A research project led by University of Notre Dame biologist Malcolm J. Fraser Jr. may soon lead to the eradication of dengue fever, a mosquito-borne viral disease that annually infects more than 50 million people worldwide.
It began with an idea, Fraser says, and a grant from a Bill and Melinda Gates Foundation initiative, Grand Challenges in Global Health. These grants fund innovative research on scientific problems that—if solved—could lead to advances against multiple diseases.
“I chose dengue because I’m a virologist by training,” says Fraser, a professor of biological sciences. “I had this idea floating in my head for several years that one could target a virus infection in cells using a ribonucleic acid (RNA) enzyme known as ribozyme.”
Of those infected with dengue fever, about 1.25 million each year will die. Dengue is spread between humans by the bite of Aedes aegypti, the mosquito species also known for transmitting yellow fever.
Normally, when the cells of a mosquito become infected with the disease, the virus spreads to other cells, amplifying the virus.
“And then the virus gets transmitted to a human when the mosquito takes a blood meal,” Fraser explains. “That’s the way the mosquito acts as a vector for the virus.”
Fraser and his team of researchers have been successful in developing a ribozyme effector gene—a gene that effects the suppression of dengue virus in mosquito cells.
Fraser’s strategy arms mosquito cells with the ribozyme, so that if cells become infected with dengue, the ribozyme attacks the virus’ RNA genome, creating new messenger RNA molecules that cause the cell to die.
So far, the strategy is working.
And the potential is exciting, Fraser says. While his current research may result in the creation of mosquitoes incapable of transmitting dengue fever, he also can see the same strategy being used to combat two other human virus diseases—HIV and Hepatitis C.
The next step in the dengue fever research will involve developing and testing transgenic mosquitoes.
“Our goal is to show that these mosquitoes cannot transmit the disease because they are protected from infection by this ribozyme,” he says. “If we can demonstrate that, then we have to figure out whether the protection is stable over the long term—over many generations.”
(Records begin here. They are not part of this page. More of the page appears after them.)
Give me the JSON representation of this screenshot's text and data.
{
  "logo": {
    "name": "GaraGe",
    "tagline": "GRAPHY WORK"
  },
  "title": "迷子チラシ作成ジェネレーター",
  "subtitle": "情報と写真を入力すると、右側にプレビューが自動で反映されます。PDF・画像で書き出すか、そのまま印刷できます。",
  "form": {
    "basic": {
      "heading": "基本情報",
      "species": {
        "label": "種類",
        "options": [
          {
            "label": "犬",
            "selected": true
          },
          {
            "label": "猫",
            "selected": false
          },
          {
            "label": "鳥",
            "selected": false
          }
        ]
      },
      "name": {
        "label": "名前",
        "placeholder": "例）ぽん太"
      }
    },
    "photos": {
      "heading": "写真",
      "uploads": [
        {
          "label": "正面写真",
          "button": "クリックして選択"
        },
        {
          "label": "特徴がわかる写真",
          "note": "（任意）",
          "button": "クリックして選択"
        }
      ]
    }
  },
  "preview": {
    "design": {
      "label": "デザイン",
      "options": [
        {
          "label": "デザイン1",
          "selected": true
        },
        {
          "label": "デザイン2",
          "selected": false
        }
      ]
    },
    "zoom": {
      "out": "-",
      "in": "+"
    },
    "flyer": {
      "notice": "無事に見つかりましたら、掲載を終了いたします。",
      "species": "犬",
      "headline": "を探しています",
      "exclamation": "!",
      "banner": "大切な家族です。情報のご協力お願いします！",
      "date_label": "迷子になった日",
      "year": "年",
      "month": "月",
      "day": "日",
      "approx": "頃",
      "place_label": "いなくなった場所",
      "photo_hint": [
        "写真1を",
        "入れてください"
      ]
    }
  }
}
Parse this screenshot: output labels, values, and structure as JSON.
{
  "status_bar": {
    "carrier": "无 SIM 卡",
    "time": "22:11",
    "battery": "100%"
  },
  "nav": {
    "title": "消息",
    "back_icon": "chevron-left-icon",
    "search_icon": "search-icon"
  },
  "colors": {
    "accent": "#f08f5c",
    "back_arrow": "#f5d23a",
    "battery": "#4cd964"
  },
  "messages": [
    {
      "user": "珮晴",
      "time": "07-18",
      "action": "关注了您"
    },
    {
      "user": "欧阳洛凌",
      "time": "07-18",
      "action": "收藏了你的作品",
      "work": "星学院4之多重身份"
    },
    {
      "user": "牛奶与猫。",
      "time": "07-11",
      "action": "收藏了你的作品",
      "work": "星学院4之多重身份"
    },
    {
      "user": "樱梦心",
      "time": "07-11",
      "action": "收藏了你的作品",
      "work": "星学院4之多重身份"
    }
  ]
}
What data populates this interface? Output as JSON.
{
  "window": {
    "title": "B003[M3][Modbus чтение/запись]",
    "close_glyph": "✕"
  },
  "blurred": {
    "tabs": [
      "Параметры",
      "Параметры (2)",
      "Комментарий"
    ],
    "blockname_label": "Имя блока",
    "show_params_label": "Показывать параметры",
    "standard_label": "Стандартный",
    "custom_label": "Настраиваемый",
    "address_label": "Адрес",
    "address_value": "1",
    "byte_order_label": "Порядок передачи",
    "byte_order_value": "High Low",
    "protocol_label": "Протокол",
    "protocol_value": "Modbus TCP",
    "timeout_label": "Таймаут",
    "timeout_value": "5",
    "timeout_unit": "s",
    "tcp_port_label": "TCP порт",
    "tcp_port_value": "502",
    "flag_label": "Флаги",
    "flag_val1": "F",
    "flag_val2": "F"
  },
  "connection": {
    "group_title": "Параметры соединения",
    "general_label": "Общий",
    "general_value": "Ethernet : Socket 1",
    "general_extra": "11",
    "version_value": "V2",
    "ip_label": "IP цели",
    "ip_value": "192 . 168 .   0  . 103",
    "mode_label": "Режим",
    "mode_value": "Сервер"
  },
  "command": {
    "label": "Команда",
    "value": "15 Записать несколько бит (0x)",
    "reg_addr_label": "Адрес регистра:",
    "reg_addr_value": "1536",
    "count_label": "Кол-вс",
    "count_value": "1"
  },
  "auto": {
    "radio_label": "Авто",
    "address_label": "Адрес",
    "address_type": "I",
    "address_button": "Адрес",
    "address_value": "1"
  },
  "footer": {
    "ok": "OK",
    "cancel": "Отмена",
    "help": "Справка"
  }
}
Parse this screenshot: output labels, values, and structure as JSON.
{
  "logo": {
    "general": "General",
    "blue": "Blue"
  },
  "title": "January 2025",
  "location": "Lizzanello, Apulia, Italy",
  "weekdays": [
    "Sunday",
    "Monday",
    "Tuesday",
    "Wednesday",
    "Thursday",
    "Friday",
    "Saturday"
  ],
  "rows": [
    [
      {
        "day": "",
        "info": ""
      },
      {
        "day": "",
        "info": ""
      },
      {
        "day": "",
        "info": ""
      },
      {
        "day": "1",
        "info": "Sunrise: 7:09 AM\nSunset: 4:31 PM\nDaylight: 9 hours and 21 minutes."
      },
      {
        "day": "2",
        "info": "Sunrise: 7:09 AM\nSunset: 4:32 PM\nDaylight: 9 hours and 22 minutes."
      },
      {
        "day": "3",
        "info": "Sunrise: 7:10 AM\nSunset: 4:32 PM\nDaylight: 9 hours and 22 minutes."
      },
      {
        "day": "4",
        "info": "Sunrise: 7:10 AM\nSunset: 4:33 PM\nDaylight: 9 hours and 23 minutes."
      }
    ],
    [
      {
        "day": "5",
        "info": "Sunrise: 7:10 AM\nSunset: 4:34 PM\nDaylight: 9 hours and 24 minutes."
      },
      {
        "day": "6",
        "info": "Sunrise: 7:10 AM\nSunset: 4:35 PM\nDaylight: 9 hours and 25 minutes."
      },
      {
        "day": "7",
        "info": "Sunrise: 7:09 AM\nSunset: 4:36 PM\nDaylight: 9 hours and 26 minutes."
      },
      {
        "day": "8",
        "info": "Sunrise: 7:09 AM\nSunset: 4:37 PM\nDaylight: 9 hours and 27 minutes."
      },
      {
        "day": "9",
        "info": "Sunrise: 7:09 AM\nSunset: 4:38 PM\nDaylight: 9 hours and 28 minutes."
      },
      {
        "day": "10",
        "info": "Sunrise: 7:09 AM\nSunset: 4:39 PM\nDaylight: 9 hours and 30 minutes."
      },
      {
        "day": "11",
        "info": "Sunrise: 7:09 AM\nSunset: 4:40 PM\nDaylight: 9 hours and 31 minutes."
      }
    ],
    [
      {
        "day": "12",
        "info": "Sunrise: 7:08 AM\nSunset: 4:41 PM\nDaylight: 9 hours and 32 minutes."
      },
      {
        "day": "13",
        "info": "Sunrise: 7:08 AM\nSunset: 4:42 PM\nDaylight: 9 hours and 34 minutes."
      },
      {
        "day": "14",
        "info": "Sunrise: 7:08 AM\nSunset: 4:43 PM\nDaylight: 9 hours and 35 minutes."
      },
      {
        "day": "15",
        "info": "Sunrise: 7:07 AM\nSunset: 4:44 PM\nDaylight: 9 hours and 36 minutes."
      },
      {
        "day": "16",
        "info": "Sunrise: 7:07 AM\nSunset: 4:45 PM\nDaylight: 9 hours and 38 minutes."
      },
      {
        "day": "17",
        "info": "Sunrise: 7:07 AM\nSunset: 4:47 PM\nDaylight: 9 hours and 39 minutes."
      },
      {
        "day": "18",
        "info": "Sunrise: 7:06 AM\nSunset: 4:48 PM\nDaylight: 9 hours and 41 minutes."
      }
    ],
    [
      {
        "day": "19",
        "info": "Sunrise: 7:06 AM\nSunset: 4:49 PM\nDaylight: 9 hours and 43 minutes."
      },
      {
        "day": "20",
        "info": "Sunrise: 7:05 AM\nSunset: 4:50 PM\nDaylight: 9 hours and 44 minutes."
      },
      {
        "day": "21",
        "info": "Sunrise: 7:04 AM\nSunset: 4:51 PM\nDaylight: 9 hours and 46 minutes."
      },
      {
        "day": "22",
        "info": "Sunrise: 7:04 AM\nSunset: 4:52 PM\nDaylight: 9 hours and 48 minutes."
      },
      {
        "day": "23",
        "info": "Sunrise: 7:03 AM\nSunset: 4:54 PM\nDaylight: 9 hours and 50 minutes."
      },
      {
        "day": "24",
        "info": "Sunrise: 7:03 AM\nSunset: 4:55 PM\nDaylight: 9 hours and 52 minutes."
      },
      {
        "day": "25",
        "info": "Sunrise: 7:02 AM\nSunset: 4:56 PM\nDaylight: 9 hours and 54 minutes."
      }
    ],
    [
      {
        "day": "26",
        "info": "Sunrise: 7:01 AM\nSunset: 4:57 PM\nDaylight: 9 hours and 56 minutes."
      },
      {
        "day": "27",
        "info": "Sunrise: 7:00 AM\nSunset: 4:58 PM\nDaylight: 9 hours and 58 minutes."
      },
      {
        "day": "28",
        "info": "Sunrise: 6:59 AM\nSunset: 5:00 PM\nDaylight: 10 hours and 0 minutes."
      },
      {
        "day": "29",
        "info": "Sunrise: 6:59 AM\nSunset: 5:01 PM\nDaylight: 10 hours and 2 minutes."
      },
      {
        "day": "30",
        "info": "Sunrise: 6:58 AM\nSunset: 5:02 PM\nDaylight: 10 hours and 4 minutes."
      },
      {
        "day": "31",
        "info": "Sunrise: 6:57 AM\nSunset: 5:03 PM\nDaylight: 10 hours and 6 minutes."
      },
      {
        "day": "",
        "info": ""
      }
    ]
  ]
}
While Fraser is confident that he can create transgenic mosquitoes that do not transmit the disease, the critical problem will be replacing disease-carrying mosquitoes with the transgenic mosquitoes in areas where dengue is endemic.
“We need to basically do a population replacement, or as close to a population replacement as we can get,” he says.
Fraser’s research will likely be consolidated with another research project—focusing on introducing transgenic mosquitoes into the environment—conducted by a group at the University of California Irvine.
“It’s a natural congruence. I have the effector molecule and can make transgenic mosquitoes. They’ve been studying how we can get transgenic mosquitoes to become the predominate population. We needed to come together at some point to actually bring this to fruition,” Fraser explains.
The research is something that he couldn’t have done without the support of the Gates Foundation, he adds. “They gave me the chance to explore this. I had an idea, and they funded it.”
It’s one thing to study science for the sake of science, Fraser says.
“I’d rather be doing science that will help people. Not 70 years from now, but in my lifetime. I’m very excited that I may be able to do that. We may have a way of controlling dengue fever virus in the next 10 years.”